Monday, February 11, 2013

A few containers from 2012...

I loved these containers in particular. A couple came together through the season in a bountiful way that even surprised me.


I like shade containers.  You can really go nuts with gorgeous leaves, and they tend to just get more and more lush as the season progresses, rather than getting leggy or fried, like sun containers sometimes can.
                                                 This one really surpassed all expectations.


                               
                                                  This was a late summer/early fall replant.
                               
         This pot lasted weeks, from September well into November, with only a couple minor tweaks.
                               
So did this one.  Celosia is amazing!  It bloomed more than 6 weeks, and the dried blooms looked beautiful several weeks more.

Fall container planting starts.  I was sorry to pull out that lush fern planting, but this came out nicely.  I included the baby mugo pines as my "base."  You'll see below that they and the birch branches are left in place for the winter pots.
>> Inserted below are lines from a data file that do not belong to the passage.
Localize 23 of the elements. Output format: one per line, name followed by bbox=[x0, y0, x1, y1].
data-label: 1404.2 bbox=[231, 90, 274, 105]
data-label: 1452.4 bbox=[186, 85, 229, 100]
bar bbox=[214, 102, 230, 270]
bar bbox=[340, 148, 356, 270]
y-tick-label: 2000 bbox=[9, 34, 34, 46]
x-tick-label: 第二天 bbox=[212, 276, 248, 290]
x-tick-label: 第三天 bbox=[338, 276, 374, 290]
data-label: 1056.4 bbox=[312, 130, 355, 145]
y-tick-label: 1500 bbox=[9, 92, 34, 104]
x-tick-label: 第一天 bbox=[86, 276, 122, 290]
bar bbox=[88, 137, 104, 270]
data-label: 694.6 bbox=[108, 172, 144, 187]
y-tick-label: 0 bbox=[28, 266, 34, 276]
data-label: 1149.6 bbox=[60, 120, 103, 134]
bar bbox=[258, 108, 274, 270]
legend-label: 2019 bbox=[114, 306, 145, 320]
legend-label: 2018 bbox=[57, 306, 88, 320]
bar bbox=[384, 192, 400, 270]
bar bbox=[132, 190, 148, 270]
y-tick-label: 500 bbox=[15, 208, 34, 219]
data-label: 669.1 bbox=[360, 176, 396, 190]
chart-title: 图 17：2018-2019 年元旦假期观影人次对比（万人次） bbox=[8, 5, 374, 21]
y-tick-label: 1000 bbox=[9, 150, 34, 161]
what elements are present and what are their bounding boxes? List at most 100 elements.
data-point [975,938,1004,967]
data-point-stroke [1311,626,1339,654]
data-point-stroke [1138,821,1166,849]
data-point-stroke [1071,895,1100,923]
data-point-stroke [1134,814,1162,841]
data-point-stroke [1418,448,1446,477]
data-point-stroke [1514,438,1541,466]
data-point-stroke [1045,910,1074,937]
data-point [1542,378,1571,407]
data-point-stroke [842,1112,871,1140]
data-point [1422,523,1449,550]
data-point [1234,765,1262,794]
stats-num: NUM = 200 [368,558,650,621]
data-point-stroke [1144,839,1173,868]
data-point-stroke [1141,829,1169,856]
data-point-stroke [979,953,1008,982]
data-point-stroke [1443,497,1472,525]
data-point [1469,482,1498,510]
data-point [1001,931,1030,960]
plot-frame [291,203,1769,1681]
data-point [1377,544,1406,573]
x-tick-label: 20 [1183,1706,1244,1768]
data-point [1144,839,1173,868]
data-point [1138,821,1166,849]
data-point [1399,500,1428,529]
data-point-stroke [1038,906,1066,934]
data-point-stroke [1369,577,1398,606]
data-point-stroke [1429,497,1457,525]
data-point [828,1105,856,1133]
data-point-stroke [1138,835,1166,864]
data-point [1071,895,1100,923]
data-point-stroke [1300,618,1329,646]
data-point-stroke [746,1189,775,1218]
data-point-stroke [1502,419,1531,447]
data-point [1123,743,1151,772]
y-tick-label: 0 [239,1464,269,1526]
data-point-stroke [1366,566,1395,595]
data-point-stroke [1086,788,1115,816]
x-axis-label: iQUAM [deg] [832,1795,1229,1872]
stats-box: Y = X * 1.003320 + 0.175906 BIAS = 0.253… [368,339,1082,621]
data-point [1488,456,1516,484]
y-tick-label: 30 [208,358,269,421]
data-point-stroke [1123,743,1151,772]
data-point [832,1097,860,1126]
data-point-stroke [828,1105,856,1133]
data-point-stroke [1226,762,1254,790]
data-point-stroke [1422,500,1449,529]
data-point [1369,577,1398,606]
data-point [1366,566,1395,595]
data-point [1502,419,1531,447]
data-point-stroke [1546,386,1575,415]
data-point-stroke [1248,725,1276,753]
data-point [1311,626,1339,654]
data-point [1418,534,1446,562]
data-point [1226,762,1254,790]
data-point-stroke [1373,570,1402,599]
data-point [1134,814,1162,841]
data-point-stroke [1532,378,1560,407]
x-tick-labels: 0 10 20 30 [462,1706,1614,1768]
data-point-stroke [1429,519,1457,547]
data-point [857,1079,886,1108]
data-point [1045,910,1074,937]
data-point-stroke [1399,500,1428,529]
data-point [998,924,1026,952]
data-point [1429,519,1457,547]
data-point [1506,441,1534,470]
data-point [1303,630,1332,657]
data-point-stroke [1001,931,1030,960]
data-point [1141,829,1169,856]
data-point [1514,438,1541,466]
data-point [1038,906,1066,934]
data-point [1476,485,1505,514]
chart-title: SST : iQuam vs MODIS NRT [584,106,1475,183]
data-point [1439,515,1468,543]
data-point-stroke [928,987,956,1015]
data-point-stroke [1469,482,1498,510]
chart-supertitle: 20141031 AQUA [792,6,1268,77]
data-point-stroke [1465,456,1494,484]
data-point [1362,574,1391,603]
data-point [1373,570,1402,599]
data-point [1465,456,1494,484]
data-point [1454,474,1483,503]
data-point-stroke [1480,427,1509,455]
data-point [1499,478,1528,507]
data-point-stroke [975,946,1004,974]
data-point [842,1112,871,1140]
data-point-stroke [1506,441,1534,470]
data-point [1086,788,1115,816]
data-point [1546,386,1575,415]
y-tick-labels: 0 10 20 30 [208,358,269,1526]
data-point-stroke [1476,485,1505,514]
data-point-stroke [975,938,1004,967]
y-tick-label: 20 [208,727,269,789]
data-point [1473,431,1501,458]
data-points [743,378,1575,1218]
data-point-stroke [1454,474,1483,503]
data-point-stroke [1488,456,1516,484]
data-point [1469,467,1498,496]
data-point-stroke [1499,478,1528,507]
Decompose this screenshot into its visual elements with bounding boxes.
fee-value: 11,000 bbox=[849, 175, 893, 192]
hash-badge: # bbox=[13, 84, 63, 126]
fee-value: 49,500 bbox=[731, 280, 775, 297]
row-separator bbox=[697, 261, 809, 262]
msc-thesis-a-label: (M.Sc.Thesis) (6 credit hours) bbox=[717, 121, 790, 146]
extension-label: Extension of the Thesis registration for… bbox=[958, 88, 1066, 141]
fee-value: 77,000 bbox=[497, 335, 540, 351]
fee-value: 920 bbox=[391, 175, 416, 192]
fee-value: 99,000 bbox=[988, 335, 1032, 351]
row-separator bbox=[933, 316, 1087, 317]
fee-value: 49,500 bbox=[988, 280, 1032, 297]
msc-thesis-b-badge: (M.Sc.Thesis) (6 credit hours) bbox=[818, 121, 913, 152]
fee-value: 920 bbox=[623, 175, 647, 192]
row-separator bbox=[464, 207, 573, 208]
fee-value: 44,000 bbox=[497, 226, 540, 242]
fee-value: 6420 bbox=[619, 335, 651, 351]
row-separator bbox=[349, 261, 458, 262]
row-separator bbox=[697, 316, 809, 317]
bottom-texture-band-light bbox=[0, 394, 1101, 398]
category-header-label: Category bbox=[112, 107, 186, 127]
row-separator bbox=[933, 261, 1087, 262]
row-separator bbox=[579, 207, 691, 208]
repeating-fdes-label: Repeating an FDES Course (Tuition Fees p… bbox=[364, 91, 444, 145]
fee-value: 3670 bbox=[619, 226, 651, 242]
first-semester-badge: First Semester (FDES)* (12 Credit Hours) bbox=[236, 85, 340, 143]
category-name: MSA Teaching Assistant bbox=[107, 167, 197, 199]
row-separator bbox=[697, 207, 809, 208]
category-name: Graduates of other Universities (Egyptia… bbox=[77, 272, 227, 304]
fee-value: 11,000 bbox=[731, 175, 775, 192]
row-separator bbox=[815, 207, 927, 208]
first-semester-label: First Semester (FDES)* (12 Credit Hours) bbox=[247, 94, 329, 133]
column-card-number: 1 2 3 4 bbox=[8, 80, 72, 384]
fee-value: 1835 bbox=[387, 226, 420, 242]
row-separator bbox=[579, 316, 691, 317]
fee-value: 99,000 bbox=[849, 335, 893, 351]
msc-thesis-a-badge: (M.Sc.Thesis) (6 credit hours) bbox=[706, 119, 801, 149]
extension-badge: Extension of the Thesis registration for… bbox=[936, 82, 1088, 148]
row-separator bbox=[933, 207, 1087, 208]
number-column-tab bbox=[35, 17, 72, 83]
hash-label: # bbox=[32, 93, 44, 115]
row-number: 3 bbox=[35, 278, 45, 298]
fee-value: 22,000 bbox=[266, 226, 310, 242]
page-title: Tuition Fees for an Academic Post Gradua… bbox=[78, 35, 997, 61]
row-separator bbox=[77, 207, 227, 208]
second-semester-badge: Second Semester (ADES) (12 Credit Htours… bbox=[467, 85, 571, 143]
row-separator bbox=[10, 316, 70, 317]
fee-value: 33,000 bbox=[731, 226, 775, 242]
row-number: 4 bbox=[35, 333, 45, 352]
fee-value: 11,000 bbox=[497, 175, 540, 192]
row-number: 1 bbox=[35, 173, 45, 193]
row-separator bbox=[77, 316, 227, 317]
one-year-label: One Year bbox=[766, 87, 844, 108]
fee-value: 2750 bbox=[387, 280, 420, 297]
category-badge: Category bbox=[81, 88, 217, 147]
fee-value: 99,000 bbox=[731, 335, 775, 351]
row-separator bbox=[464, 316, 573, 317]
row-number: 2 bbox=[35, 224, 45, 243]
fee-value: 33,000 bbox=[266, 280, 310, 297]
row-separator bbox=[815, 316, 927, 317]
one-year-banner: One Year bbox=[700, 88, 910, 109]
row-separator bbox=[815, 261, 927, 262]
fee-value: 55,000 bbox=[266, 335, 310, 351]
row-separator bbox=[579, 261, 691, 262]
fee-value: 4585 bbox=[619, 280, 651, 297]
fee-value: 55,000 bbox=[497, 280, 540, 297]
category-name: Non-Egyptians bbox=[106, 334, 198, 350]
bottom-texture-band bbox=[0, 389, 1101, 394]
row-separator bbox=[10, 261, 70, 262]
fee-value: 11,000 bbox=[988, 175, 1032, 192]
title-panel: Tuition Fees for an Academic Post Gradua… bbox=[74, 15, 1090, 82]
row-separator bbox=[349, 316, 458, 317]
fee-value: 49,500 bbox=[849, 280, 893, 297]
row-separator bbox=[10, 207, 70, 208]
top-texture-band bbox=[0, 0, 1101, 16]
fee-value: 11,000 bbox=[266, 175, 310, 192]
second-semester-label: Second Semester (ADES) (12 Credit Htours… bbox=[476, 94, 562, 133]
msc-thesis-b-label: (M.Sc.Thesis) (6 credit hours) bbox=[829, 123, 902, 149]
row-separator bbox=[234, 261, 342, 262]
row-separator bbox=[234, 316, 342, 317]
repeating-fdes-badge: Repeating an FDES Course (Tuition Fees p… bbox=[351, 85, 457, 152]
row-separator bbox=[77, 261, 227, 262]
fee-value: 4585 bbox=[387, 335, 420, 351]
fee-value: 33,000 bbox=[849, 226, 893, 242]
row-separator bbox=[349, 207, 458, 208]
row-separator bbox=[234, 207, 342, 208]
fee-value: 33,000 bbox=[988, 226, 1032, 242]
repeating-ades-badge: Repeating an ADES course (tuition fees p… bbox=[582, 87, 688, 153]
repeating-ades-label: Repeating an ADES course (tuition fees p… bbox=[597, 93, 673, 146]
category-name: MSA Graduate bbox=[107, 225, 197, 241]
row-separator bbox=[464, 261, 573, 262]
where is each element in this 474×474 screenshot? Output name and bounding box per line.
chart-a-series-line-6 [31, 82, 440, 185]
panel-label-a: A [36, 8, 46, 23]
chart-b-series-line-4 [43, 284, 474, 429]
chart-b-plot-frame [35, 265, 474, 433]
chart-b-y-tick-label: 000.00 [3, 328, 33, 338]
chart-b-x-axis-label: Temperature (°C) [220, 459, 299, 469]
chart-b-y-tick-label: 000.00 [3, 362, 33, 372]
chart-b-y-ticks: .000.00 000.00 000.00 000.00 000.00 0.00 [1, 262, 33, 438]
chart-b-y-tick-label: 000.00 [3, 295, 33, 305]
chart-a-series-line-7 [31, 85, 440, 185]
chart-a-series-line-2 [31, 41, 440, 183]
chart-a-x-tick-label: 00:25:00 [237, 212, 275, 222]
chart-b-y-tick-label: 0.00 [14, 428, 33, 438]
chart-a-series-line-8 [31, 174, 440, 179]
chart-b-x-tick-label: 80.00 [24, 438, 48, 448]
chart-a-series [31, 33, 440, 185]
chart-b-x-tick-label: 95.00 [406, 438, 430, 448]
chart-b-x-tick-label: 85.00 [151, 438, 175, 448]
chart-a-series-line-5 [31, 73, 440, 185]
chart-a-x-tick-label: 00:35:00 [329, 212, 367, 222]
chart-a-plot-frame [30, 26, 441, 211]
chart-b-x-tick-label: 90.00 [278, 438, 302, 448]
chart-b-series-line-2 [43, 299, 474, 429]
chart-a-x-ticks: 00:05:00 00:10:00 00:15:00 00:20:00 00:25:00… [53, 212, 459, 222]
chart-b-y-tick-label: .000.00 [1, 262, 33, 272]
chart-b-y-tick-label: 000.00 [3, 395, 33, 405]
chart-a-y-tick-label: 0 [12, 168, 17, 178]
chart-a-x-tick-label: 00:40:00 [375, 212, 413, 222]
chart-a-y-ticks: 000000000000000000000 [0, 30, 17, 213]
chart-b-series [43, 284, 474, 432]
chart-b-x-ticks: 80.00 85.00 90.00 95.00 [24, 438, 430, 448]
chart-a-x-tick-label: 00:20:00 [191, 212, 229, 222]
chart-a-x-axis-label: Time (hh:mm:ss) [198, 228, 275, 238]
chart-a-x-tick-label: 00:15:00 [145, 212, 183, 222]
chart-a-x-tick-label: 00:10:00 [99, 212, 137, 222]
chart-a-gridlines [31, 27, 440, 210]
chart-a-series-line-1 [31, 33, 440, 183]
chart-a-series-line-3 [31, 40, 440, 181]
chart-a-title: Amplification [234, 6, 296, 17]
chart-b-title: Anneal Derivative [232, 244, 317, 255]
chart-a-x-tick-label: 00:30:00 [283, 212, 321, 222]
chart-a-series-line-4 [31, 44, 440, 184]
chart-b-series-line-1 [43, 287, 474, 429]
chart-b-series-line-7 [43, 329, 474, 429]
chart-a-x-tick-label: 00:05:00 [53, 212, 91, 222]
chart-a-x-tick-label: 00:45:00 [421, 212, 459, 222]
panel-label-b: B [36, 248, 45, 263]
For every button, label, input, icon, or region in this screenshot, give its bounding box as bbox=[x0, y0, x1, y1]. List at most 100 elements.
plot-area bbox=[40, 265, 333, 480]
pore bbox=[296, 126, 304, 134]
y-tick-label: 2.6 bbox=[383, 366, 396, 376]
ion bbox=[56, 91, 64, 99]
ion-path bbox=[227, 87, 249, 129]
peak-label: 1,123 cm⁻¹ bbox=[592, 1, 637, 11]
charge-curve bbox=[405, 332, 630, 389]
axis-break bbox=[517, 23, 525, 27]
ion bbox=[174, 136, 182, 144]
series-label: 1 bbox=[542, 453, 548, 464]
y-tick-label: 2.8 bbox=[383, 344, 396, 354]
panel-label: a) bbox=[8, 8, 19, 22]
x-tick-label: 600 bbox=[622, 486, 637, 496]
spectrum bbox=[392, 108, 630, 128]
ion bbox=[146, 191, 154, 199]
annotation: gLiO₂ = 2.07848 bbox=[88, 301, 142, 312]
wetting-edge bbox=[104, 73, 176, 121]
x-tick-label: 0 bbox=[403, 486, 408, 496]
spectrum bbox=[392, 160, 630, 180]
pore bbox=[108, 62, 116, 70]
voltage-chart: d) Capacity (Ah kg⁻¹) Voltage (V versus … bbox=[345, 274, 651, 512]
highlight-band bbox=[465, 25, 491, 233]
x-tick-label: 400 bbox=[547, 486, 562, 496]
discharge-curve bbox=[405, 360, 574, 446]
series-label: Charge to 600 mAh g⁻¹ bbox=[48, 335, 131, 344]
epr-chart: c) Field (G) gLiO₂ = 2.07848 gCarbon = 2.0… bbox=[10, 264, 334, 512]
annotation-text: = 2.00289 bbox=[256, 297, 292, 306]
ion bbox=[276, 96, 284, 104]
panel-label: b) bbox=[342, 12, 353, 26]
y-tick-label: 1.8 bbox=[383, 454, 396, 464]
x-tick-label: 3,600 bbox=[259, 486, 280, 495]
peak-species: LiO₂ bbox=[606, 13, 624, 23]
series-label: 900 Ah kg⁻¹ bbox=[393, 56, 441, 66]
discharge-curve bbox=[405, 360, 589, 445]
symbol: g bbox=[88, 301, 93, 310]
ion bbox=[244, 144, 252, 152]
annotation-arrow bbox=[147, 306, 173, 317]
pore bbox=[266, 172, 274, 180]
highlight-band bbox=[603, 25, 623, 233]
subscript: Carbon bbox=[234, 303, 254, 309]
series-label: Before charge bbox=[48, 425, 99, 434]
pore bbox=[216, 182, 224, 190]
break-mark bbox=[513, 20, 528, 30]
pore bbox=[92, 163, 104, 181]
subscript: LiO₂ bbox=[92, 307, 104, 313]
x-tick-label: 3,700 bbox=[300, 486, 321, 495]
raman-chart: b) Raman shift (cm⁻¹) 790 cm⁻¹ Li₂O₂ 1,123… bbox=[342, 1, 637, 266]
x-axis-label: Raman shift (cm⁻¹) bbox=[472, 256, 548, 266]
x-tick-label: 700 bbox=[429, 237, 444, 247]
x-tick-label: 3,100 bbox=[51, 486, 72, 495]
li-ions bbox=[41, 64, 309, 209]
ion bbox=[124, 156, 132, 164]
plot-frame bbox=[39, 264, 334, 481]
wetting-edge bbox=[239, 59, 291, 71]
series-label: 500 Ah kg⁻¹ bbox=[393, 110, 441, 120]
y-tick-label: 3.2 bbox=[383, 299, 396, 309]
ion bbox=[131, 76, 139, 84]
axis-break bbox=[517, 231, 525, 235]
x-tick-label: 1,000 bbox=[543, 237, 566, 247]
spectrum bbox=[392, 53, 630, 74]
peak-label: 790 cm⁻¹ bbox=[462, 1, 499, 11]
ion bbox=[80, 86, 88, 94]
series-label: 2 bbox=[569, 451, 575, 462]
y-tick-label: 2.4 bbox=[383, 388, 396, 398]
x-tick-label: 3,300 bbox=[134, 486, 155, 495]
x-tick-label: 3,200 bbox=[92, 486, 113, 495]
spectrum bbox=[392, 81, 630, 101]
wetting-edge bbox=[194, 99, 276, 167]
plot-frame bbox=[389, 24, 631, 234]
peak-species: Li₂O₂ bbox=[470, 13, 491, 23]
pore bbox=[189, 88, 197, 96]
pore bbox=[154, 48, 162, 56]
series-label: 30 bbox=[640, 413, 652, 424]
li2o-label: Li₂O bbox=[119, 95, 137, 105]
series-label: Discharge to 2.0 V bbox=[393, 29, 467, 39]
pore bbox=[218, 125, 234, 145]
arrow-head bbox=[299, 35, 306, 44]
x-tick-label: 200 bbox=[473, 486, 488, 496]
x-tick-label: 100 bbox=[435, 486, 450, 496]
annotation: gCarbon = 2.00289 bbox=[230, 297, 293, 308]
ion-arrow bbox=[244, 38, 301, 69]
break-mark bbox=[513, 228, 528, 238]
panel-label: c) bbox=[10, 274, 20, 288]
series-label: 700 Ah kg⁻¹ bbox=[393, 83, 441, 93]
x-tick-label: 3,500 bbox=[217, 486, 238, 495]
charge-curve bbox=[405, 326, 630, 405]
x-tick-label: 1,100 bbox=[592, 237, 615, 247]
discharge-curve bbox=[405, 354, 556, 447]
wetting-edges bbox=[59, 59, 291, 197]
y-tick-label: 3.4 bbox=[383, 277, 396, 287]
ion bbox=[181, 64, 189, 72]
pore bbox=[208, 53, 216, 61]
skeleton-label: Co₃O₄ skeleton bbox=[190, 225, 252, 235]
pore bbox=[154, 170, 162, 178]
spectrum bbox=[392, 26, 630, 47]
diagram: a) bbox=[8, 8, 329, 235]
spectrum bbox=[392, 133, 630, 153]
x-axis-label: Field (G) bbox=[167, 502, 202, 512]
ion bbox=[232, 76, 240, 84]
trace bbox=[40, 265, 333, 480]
                     I love these African Knobs.  No one seems to know what their Latin name is.


I always use live plants for my winter containers.  For one thing, those Christmas containers with evergreen boughs just look very cliche to me.  When did holiday pots get stuck in a Currier and Ives postcard?  It's the 21st century.  And those boughs look like the rest of us do by the first of the year; dehydrated, hungover, frozen, tired.  Live plants, on the other hand,  look fantastic until April.  I often just take out the accent twigs and put in a small something blooming in April, like pansies, to tide the client over until there's more plant material available.  Above is a little blue juniper.
                        This container has evergreen bearberry (not barberry, which is not evergreen).

                                 
And I had to include my Halloween pumpkin.  Looks like a punk bookie, no?  I used miscanthus for hair.  The next day it was all dried out, so it had "curls."